It is well known that stock returns on short time horizons are highly non-normal, contrary to the assumptions in the Black--Scholes model. The present paper shows that non-normality of stock returns introduces a sizeable hedging error, even if one hedges optimally, continuously and in the absence of transaction costs. Our finding is in sharp contrast with the standard textbook knowledge claiming that continuous hedging is risk-free.
This paper gives a theoretical description of optimal continuous-time mean--variance hedging strategies in a world with leptokurtic stock returns. We find closed form expressions for the optimal delta, the unconditional variance of the optimal hedging error and the dynamic Sharpe ratio of the entire hedging strategy, and suggest an efficient scheme for their evaluation using the fast Fourier transform. The analysis presented here extends the work of Cox, Ross and Rubinstein (1979) to the world of fat-tailed IID returns, and at the same time it adds an important time dimension to the optimal portfolio framework of Markowitz (1952) and Sharpe (1966).

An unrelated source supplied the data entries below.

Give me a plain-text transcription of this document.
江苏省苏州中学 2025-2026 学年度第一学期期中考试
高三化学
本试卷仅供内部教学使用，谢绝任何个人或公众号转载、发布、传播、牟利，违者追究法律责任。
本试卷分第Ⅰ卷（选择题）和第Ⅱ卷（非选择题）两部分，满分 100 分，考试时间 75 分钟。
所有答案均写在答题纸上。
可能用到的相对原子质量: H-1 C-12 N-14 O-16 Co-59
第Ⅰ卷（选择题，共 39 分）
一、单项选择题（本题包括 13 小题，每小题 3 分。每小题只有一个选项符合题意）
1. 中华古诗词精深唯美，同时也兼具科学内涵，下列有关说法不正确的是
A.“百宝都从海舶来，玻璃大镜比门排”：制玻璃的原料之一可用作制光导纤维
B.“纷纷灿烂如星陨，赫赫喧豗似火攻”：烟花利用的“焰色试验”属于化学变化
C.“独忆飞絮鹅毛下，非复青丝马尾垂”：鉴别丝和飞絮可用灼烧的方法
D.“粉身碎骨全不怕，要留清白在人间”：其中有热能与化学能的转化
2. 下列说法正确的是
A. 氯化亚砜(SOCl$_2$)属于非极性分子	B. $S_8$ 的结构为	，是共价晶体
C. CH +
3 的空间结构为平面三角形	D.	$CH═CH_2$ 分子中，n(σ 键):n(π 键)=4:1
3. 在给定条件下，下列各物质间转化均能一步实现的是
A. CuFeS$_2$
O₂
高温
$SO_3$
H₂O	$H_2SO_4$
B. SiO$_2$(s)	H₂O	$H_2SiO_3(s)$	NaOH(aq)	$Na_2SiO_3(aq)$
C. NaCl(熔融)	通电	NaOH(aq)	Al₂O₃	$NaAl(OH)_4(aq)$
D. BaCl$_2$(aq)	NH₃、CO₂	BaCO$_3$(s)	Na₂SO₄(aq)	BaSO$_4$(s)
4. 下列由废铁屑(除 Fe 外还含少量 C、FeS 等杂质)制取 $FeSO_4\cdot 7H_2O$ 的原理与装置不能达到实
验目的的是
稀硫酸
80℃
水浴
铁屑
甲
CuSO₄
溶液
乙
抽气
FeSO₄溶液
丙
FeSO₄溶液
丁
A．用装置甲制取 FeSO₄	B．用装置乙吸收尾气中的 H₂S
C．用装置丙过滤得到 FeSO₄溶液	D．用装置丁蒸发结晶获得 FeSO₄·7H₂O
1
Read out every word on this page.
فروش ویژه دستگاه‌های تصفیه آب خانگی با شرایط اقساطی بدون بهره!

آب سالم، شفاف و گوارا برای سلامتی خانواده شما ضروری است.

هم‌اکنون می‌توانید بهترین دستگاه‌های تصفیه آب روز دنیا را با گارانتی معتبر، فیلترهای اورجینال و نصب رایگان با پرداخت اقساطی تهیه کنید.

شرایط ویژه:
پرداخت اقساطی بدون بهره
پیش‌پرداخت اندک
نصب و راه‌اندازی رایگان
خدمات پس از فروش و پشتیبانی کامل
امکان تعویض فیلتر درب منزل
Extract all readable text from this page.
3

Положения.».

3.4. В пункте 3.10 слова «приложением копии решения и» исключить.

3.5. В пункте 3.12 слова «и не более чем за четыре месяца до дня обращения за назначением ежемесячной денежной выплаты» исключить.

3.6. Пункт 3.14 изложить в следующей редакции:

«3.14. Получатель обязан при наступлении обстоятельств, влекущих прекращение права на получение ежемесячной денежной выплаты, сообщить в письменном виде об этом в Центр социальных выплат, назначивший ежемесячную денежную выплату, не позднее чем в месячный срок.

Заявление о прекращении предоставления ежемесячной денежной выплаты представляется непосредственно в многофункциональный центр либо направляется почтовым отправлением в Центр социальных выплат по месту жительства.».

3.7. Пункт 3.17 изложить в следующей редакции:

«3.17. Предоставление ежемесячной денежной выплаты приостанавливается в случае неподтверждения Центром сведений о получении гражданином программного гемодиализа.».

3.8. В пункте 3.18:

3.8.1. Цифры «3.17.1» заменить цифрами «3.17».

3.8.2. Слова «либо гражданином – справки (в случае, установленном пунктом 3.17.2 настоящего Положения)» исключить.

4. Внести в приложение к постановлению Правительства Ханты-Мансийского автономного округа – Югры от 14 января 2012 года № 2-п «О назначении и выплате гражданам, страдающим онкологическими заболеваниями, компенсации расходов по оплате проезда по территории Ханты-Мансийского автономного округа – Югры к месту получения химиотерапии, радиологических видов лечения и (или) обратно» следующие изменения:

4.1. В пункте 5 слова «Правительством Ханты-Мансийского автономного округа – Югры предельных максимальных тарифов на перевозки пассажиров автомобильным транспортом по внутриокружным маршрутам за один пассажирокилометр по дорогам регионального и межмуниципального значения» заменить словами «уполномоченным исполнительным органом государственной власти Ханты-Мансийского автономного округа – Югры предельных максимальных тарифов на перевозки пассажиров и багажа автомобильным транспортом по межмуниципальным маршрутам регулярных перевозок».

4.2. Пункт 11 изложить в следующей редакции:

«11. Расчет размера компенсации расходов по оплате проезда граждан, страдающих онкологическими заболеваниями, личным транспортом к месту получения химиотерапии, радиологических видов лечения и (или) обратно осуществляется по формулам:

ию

In much of the asset pricing literature (with the notable exception of Duffie and Richardson 1991, Toft 1996, Cochrane and Saa-Requejo 2000, and Khanna and Madan 2004) the hedging error is either not modelled by assuming market completeness, or it is effectively ignored by considering the so-called representative agent price, corresponding to the price at which a trader would not wish to buy or sell an option given her risk preferences. In practice traders sell large amounts of option contracts and, in the presence of hedging error, by doing so the traders enter into a risky position. To make the trading activity worthwhile the option price must therefore include a risk premium proportional to the hedging error, implying that option price can move in a bound around the Black-Scholes price. The width of the bound increases with the Sharpe ratio of the optimal hedging strategy. We find that a calibrated model of high frequency FT100 returns yields robust and non-trivial option price bounds.